At the beginning we started very slowly, integrating laptops into our classes and we started off on a process of our International Baccalaureate students having laptops. We then have gradually over the past eight years started bringing on year nine students - and we did it as an opt in option which we had one laptop class at year nine. The success of that meant that the following year that three out of the five year nine classes opted in and after that it was a total opt in by all the school.

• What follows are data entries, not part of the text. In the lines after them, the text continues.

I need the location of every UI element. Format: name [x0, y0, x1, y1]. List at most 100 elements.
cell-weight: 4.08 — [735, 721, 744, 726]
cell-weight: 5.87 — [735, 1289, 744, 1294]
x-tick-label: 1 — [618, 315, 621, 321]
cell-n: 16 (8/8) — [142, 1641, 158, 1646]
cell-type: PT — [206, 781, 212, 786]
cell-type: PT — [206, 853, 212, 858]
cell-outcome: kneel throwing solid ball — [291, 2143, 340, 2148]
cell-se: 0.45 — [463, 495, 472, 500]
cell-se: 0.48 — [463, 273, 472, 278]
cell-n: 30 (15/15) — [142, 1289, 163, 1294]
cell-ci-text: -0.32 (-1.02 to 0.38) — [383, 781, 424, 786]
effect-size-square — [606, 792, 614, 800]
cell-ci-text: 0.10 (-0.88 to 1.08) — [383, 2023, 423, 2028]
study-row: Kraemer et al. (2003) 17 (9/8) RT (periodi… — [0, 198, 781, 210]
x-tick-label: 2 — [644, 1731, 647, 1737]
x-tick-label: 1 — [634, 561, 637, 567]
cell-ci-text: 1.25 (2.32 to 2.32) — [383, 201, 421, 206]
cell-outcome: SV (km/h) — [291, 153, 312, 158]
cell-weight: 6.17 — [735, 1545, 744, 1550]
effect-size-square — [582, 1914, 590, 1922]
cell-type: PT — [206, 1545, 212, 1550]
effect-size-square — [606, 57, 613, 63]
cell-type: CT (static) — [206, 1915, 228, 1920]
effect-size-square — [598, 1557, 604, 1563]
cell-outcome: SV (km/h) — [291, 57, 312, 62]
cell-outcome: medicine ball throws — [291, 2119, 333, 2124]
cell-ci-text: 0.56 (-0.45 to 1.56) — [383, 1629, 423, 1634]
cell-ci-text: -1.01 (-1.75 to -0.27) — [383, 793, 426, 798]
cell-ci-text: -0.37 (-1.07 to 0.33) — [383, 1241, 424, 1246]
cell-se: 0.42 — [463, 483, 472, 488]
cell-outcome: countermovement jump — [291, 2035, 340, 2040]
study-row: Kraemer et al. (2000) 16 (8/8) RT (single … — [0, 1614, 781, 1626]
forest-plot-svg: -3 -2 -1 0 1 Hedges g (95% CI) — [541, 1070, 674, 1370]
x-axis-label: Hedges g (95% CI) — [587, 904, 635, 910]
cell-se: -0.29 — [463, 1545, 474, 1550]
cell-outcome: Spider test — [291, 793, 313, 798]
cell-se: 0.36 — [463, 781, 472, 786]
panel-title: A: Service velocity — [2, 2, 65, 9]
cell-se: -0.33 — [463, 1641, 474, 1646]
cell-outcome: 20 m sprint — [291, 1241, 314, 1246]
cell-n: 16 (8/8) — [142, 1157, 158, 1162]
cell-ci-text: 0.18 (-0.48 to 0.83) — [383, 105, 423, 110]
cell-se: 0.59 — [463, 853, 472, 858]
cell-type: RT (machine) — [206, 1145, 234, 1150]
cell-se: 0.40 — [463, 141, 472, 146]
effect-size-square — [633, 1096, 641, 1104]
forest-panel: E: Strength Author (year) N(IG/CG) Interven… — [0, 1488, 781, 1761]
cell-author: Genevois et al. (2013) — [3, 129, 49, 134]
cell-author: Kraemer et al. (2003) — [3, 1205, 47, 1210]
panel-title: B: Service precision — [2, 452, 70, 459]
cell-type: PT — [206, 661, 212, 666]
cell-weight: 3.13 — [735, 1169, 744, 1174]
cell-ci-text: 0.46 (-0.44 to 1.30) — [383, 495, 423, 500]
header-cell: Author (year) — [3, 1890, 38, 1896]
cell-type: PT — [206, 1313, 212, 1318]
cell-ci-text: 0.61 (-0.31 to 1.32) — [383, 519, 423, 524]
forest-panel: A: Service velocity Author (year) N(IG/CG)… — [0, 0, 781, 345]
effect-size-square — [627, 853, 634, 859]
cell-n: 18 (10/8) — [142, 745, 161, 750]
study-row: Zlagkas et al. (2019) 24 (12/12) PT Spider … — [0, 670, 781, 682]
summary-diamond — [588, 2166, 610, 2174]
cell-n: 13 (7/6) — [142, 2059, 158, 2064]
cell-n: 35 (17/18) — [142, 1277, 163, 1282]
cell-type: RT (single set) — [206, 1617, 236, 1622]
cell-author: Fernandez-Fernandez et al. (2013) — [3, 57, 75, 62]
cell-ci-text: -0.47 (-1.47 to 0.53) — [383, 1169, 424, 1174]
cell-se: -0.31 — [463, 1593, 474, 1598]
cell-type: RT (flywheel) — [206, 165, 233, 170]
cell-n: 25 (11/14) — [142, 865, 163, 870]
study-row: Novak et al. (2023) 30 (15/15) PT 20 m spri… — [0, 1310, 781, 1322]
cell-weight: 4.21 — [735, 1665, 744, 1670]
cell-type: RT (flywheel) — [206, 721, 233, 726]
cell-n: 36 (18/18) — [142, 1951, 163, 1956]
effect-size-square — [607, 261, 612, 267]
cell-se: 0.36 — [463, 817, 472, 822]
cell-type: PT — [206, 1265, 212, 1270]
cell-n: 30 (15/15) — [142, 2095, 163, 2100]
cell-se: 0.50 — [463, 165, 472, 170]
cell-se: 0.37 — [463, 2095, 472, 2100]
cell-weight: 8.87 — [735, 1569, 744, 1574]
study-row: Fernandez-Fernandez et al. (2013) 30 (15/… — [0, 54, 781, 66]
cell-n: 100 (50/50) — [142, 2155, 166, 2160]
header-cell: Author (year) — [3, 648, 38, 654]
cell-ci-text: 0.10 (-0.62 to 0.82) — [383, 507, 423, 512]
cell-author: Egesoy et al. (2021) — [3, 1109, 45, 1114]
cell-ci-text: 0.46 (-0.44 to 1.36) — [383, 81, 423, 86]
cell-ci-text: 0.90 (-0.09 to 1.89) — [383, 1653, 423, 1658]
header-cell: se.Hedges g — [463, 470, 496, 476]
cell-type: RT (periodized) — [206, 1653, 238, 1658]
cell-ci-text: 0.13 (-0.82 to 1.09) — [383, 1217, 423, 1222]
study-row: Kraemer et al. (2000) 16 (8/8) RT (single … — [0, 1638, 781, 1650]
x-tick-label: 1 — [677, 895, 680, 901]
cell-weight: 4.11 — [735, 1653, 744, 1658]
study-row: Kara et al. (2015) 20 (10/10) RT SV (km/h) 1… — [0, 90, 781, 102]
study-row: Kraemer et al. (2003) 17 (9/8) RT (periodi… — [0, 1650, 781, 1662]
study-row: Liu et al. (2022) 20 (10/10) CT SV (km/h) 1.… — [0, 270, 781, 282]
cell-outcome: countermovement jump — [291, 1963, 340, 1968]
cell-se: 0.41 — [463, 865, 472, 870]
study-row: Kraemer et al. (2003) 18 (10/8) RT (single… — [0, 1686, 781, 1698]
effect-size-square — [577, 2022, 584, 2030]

So initially it started off as a decision that was not made by the whole school but we had key staff who bought into it and were willing to integrate and use the laptops as part of their teaching and learning. Then from there I think other staff actually saw the benefits of what were happening and slowly bought into it as well. We had a bit of a hiccup called an earthquake and we then had to - the school was closed for four weeks. After about a week we thought we need to provide some online learning for the students. At that stage we didn't have a learning management system so we used FirstClass, which each class has its own conference folder on there, so teachers and students can exchange information and ideas. That was also used a lot for pastoral care and communication to the students about what was happening with school at the time. So suddenly the teachers went from a small group of teachers, that certain year levels integrating digital learning into their course, to suddenly everyone with the expectation of - 'Yes I need to provide some learning for all my classes and all year levels online.’ So it pushed things up an awful lot quicker than it otherwise would have been. Some of it wasn't sophisticated, some of it was, but it actually made all the staff rethink about, ‘Well how could I do what I usually do in front of the class and do it online?’

Where to next is - I think the earthquake has pushed us into implementing a learning management system which we are, as of yesterday I think, it's just gone live. So we'll be, for the rest of the year, we'll be working at implementing that. Staff have a lot of other pressures at the moment because of the earthquake but it's not stopping our path into incorporating IT into all classes throughout all year levels. The next step for us is to start implementing and getting PD on blended learning.

It's a slow process but I think we feel that it's better to get it right rather than rush it in and teachers don't like change. So if you can do one step at a time teachers feel familiar and happy with it then it will be more successful than just sitting rushing in saying you will have to do this. So we'll be starting off as a opt in volunteer scheme and getting those people enthused and then for them being able to show their practice to other staff within the school and then let it snowball from there.